For image acquisition, medical school US rotation and weeks in the ED as a resident were significant (P = .03; P = .04) whereas completion of a US rotation and postgraduate years were not significant. For image interpretation, weeks in the ED as a resident was the only significant predictor of performance (P = .002) whereas completion of a US rotation and medical school US rotation were not significant.

CONCLUSIONS

To achieve a level 3 milestone, weeks in the ED as a resident were significant for mastering image acquisition and interpretation.
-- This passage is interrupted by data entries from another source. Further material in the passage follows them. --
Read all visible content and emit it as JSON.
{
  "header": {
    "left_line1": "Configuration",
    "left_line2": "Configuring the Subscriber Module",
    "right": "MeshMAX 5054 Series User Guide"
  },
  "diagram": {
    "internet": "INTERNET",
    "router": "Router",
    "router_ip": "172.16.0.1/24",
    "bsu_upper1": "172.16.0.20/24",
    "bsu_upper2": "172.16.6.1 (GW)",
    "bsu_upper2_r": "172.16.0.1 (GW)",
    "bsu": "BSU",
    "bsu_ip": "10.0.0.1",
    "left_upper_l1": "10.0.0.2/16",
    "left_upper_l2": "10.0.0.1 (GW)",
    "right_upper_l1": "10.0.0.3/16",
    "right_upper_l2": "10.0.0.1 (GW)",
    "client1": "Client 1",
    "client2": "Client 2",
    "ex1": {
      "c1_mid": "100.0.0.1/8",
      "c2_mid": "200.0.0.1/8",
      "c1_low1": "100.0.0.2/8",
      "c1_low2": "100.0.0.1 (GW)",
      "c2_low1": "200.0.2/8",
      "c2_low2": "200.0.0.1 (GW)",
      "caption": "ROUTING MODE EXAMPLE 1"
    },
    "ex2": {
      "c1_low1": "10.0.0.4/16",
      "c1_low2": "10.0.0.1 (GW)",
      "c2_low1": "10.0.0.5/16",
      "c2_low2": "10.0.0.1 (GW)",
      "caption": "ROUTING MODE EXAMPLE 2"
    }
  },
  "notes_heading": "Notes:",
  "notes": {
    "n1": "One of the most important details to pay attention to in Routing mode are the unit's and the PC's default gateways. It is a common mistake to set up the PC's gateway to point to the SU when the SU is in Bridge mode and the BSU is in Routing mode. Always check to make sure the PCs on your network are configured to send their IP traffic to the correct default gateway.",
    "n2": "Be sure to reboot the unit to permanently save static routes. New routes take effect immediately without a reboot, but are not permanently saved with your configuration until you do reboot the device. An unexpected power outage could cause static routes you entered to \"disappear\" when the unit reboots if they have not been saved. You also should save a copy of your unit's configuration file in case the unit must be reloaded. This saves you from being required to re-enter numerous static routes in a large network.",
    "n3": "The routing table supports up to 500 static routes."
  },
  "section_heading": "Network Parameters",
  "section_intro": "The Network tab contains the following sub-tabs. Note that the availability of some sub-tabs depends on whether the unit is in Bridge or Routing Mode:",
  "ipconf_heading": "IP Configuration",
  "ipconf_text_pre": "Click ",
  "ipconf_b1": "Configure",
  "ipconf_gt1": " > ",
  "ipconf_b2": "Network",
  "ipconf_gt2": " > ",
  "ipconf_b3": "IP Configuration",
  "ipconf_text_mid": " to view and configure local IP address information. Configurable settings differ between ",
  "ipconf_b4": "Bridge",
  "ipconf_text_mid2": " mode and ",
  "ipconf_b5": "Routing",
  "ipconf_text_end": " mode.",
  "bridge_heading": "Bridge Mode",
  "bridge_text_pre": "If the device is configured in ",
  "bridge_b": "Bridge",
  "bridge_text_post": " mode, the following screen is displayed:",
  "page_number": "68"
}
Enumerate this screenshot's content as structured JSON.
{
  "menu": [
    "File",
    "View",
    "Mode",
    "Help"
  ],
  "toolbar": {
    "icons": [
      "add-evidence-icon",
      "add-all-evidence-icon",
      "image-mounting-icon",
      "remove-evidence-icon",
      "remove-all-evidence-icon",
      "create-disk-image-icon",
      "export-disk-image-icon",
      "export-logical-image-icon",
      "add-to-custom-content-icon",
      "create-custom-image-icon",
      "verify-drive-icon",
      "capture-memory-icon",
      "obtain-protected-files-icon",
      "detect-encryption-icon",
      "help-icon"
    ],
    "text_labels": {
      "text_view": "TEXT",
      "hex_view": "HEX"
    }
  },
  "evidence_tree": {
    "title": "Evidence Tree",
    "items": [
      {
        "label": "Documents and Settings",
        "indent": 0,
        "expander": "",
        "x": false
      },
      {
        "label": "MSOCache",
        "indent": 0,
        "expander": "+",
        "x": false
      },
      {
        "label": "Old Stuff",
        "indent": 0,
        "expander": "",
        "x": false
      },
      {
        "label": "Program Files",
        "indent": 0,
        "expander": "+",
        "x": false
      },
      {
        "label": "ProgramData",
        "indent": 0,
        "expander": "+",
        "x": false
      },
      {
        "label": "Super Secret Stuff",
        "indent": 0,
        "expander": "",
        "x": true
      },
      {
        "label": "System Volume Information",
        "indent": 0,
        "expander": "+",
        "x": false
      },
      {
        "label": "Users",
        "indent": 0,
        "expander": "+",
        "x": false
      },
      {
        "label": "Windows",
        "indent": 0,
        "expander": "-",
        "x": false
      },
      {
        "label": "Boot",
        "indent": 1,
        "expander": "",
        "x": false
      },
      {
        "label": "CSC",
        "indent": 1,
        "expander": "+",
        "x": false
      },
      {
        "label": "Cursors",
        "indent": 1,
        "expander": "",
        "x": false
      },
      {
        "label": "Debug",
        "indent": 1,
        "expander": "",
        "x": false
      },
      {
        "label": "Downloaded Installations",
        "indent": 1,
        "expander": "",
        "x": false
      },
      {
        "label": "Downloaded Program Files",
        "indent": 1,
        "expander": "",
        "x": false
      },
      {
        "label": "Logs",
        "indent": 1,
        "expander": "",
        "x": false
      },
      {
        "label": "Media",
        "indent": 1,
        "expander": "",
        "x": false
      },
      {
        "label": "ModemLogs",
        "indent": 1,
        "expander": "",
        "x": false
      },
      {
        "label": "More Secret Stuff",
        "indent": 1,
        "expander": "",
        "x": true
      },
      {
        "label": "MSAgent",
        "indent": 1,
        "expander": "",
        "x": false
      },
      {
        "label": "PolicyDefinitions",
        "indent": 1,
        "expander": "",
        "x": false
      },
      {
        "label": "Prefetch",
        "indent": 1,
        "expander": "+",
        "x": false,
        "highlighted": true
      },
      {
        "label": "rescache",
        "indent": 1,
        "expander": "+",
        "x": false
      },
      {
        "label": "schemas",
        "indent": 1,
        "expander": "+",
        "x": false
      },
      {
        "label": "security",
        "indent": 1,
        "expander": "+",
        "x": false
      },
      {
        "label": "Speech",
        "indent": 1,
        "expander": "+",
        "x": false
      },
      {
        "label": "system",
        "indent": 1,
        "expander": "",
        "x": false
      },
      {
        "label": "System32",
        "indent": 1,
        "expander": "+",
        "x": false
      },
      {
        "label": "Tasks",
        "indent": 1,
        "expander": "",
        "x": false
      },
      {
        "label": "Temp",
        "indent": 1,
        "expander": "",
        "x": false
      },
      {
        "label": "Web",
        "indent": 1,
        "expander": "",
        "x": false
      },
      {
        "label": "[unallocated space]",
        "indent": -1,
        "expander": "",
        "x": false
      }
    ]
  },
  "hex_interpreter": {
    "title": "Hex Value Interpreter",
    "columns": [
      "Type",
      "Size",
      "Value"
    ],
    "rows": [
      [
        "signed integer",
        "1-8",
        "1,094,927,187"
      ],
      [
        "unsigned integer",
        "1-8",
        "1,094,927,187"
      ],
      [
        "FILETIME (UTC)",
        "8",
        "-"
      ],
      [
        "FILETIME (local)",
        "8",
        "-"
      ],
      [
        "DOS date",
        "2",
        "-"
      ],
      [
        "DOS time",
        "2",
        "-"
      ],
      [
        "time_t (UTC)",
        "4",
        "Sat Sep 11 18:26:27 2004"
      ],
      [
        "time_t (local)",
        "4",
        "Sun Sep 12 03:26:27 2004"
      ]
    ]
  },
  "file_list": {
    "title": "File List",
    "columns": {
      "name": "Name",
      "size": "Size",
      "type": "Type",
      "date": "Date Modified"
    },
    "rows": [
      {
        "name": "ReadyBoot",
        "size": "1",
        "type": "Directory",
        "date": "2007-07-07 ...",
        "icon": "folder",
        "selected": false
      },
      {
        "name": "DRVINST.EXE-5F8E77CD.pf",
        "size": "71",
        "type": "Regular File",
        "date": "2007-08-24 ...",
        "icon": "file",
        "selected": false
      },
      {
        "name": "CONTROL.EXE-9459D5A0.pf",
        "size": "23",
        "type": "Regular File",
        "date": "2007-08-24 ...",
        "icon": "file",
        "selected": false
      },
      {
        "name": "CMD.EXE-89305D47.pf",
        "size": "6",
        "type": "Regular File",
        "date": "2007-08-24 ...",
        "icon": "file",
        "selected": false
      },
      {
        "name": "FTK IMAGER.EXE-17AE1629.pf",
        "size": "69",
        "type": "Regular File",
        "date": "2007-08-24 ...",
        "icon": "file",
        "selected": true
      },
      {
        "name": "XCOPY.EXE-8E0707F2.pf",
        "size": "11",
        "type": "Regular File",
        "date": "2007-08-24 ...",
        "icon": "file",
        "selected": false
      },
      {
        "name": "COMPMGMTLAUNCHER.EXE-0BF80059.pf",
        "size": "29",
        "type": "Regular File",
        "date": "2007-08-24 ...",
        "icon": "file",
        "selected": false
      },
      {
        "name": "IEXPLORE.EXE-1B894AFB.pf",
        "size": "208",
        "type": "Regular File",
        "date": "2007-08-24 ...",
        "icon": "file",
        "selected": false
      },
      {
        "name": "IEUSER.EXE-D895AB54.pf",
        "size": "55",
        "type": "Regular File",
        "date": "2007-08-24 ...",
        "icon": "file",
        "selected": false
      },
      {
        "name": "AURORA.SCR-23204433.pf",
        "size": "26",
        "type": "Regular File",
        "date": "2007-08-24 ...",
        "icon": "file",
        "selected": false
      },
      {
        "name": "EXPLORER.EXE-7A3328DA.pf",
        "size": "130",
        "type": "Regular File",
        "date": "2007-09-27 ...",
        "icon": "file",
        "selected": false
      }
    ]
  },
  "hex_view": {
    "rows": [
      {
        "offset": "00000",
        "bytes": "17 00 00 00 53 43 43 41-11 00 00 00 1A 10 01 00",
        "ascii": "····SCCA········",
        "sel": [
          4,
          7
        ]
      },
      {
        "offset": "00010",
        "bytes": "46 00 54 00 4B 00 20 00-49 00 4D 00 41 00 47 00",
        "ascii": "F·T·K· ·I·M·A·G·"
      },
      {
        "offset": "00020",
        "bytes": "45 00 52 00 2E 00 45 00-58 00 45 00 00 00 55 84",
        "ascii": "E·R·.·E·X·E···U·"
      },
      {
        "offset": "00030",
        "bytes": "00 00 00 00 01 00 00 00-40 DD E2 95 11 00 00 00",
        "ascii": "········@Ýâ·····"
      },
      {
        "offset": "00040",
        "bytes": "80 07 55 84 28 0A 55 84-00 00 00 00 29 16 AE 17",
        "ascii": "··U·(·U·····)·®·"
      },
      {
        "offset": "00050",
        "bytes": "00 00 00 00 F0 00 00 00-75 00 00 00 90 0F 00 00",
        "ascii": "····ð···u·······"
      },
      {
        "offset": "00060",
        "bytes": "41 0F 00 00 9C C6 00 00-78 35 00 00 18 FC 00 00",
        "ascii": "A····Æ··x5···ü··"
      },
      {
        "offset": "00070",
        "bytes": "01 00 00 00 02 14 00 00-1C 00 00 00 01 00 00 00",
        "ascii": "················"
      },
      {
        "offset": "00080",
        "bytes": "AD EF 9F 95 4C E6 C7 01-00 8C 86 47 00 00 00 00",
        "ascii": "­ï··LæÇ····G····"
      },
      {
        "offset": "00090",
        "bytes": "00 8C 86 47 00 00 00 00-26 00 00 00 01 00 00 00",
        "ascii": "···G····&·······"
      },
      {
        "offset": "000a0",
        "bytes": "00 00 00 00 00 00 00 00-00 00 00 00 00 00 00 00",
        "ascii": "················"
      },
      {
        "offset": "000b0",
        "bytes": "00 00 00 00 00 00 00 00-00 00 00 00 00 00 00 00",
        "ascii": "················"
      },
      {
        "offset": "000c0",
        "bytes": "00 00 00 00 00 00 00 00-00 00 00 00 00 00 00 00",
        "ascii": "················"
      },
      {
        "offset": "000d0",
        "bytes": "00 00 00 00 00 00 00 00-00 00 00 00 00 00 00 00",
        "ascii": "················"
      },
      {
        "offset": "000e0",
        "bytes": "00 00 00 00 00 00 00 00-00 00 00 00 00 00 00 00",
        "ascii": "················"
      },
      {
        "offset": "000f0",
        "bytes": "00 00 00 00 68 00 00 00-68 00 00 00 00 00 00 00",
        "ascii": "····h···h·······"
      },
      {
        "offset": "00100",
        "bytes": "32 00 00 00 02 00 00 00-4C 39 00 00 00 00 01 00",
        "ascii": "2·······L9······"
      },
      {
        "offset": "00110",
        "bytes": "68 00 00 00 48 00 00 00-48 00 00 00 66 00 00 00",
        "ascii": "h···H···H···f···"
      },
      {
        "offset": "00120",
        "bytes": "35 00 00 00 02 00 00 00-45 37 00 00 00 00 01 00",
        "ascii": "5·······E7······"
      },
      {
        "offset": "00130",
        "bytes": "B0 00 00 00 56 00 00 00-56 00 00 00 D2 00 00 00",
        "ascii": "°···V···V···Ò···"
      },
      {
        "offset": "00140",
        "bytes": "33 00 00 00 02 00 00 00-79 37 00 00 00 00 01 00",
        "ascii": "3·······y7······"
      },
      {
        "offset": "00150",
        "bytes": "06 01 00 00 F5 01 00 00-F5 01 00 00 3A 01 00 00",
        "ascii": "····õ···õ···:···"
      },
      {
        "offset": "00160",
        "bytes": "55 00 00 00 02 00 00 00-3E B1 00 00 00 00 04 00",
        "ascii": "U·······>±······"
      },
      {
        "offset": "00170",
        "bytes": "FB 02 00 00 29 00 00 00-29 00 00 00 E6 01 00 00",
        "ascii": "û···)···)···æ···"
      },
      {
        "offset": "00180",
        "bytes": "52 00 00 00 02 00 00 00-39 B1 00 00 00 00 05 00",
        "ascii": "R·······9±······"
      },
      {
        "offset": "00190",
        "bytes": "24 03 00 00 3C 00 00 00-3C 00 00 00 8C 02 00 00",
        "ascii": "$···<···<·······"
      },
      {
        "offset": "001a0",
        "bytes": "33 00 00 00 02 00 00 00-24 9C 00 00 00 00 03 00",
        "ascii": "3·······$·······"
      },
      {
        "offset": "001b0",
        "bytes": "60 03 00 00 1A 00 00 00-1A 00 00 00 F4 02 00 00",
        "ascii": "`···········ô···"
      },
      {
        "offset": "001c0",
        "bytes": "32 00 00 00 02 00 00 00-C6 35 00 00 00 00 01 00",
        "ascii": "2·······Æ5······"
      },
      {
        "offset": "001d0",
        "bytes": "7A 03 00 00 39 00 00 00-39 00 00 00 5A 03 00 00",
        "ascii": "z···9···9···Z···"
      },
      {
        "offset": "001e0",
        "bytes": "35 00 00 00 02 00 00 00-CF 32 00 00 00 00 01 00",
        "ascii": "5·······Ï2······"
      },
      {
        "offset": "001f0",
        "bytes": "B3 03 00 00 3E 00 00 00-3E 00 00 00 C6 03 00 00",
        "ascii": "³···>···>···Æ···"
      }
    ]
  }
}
A dedicated US rotation did not have a significant effect. A medical school US rotation had a significant effect on image acquisition but not interpretation. Further studies are needed to best assess methods to meet US milestones.

摘要

目的

超声(US)对现代急诊医学(EM)至关重要。在各住院医师培训项目中,超声培训存在显著差异。里程碑项目中的“目标导向性聚焦超声”部分指出,学员必须正确获取和解读图像才能达到3级里程碑。尚未建立各项目教授这些技能的标准化方法。我们的目标是确定住院医师在有无专门的超声轮转的情况下是否能够达到3级。

方法

33名一年级和二年级住院医师被分配至对照组(无轮转)和干预组(超声轮转)。干预组接受了为期2周的血管通路、主动脉、超声心动图、创伤超声重点评估和妊娠方面的课程培训。为测试获取能力,接受过超声培训的急诊医学医师进行了客观结构化临床考试。为测试解读能力,住院医师必须识别正常与异常表现。混合模型逻辑回归在控制混杂因素的同时测试了超声轮转的相关性:作为住院医师在急诊科的周数、医学院的超声轮转以及研究生年级。

结果

对于图像获取,医学院的超声轮转和作为住院医师在急诊科的周数具有显著意义(P = 0.03;P = 0.04),而超声轮转的完成情况和研究生年级则无显著意义。对于图像解读,作为住院医师在急诊科的周数是唯一具有显著意义的表现预测因素(P = 0.002),而超声轮转的完成情况和医学院的超声轮转则无显著意义。

结论

为达到3级里程碑,作为住院医师在急诊科的周数对于掌握图像获取和解读具有显著意义。专门的超声轮转没有显著影响。医学院的超声轮转对图像获取有显著影响,但对解读没有影响。需要进一步研究以最佳评估达到超声里程碑的方法。